Online gaming has seen significant growth in India in the past year. But a new tax rule could hamper its future.
Under new Section 194BA, players will have to pay TDS on net winnings in their user accounts at the end of each financial year. This is a major change.
Definition of iGaming
The amendments also propose to clarify the definition of “online money gaming”. It includes all online games where users bet real money or virtual assets, irrespective of whether the game is based on skill or chance. It also stipulates that winnings in the form of cash or virtual assets arising from such games must be taxed at 28%.
The government’s move has sparked an angry response from gamers and investors, who argued that the new 28% tax would hurt growth and stifle innovation in the industry. More than 100 gaming companies and top investors such as Tiger Global and Peak XV have written to the ministry asking it to reconsider the decision.
The Ministry of Finance has said that it will work with the IT ministry on defining permitted games. However, it is unlikely to withdraw the 28% tax on iGaming anytime soon. It is also likely that the ministry will delay the implementation of the new law. This will allow gaming businesses to proactively assess their tax positions and adapt their ERP systems and tax calculation processes accordingly.
Taxation on Net Winnings
Previously, online gaming platforms in India had to deduct TDS on winnings above Rs 10,000. However, the government’s new proposal is expected to offer greater transparency and a more standardised taxation regime. The new rule will define ‘online games’ and levy 30% income tax on net winnings.
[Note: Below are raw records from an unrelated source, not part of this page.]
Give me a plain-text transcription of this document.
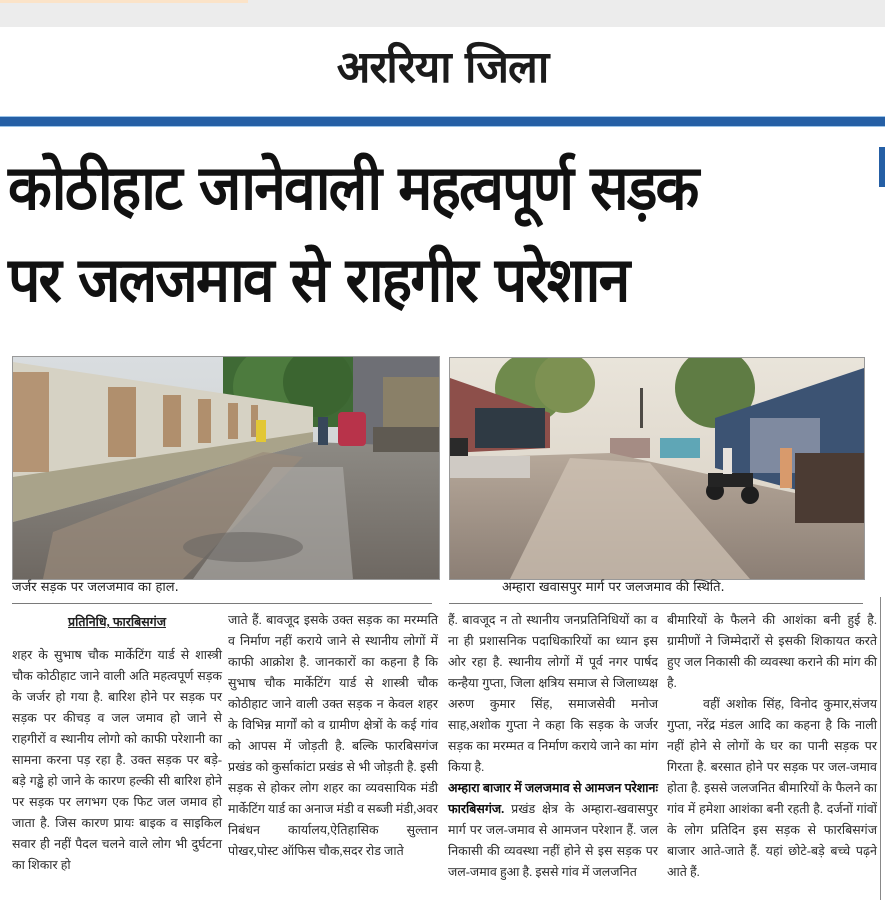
अररिया जिला
कोठीहाट जानेवाली महत्वपूर्ण सड़क
पर जलजमाव से राहगीर परेशान
जर्जर सड़क पर जलजमाव का हाल.	अम्हारा खवासपुर मार्ग पर जलजमाव की स्थिति.
प्रतिनिधि, फारबिसगंज

शहर के सुभाष चौक मार्केटिंग यार्ड से शास्त्री चौक कोठीहाट जाने वाली अति महत्वपूर्ण सड़क के जर्जर हो गया है. बारिश होने पर सड़क पर सड़क पर कीचड़ व जल जमाव हो जाने से राहगीरों व स्थानीय लोगो को काफी परेशानी का सामना करना पड़ रहा है. उक्त सड़क पर बड़े- बड़े गड्ढे हो जाने के कारण हल्की सी बारिश होने पर सड़क पर लगभग एक फिट जल जमाव हो जाता है. जिस कारण प्रायः बाइक व साइकिल सवार ही नहीं पैदल चलने वाले लोग भी दुर्घटना का शिकार हो

जाते हैं. बावजूद इसके उक्त सड़क का मरम्मति व निर्माण नहीं कराये जाने से स्थानीय लोगों में काफी आक्रोश है. जानकारों का कहना है कि सुभाष चौक मार्केटिंग यार्ड से शास्त्री चौक कोठीहाट जाने वाली उक्त सड़क न केवल शहर के विभिन्न मार्गों को व ग्रामीण क्षेत्रों के कई गांव को आपस में जोड़ती है. बल्कि फारबिसगंज प्रखंड को कुर्साकांटा प्रखंड से भी जोड़ती है. इसी सड़क से होकर लोग शहर का व्यवसायिक मंडी मार्केटिंग यार्ड का अनाज मंडी व सब्जी मंडी,अवर निबंधन कार्यालय,ऐतिहासिक सुल्तान पोखर,पोस्ट ऑफिस चौक,सदर रोड जाते

हैं. बावजूद न तो स्थानीय जनप्रतिनिधियों का व ना ही प्रशासनिक पदाधिकारियों का ध्यान इस ओर रहा है. स्थानीय लोगों में पूर्व नगर पार्षद कन्हैया गुप्ता, जिला क्षत्रिय समाज से जिलाध्यक्ष अरुण कुमार सिंह, समाजसेवी मनोज साह,अशोक गुप्ता ने कहा कि सड़क के जर्जर सड़क का मरम्मत व निर्माण कराये जाने का मांग किया है.

अम्हारा बाजार में जलजमाव से आमजन परेशानः फारबिसगंज. प्रखंड क्षेत्र के अम्हारा-खवासपुर मार्ग पर जल-जमाव से आमजन परेशान हैं. जल निकासी की व्यवस्था नहीं होने से इस सड़क पर जल-जमाव हुआ है. इससे गांव में जलजनित

बीमारियों के फैलने की आशंका बनी हुई है. ग्रामीणों ने जिम्मेदारों से इसकी शिकायत करते हुए जल निकासी की व्यवस्था कराने की मांग की है.

वहीं अशोक सिंह, विनोद कुमार,संजय गुप्ता, नरेंद्र मंडल आदि का कहना है कि नाली नहीं होने से लोगों के घर का पानी सड़क पर गिरता है. बरसात होने पर सड़क पर जल-जमाव होता है. इससे जलजनित बीमारियों के फैलने का गांव में हमेशा आशंका बनी रहती है. दर्जनों गांवों के लोग प्रतिदिन इस सड़क से फारबिसगंज बाजार आते-जाते हैं. यहां छोटे-बड़े बच्चे पढ़ने आते हैं.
The Finance Minister Nirmala Sitharaman introduced this change on February 1 during her Budget presentation. Earlier, the IT Act only regulated winnings from lotteries, races and card games, but now a separate section for online gaming has been included. All the latest gambling news and online casinos reviews in India can be found at BestIndianCasinos.co.in.
Under this, online game platforms must deduct 30% of net winnings at the time of withdrawal or at the end of a financial year. Moreover, it is also mandatory to notify users about this. Furthermore, a player can transfer his or her funds to another account within the same gaming platform. However, this transfer should be made using a single wallet which qualifies as user account for the purpose of computing TDS.
Taxation on Deposits
Online gamers will now be subject to 28% indirect tax on the money they deposit and winnings they receive from their gaming platforms. This could have an impact on the growing industry. Several gaming companies have already expressed concern over the new rules, which will affect their bottom lines and stifle innovation in the sector.
The amendment to Section 194B removes the monetary threshold of Rs 10,000 and makes it clear that gaming is included in the scope of this section. It also clarifies that winnings are taxed either at the time of withdrawal or at the end of the financial year, depending on the user’s choice.
While the move is welcomed by gamers, it will add a significant cost to the gaming industry. Some companies may have to pass on the extra expense to their customers, which could cause an increase in prices. This higher tax rate also makes it more difficult for Indian gaming companies to compete with foreign ones.
Taxation on Payments
Until now, GST had been levied on online gaming only at the rate of 18%. The new amendments, through the substitution of Section 194B with Section 115BBJ, introduce a new deduction of tax at 30% on ‘net winnings’ available in the user account on online gaming intermediaries.
While the new clause does eliminate the differential GST rates based on the games’ nature (skill-based versus chance), it has not provided clarity around how this ‘net winnings’ will be calculated by an online gaming intermediary. This will have a significant impact on the way gaming platforms will structure their products and the cash flow of their players.
The new clause has also made it mandatory for gaming intermediaries to report the details of winnings of players to the tax authorities. This will make it harder for players to claim tax exemption by splitting their winnings into multiple transactions. This will have a negative impact on the gaming industry.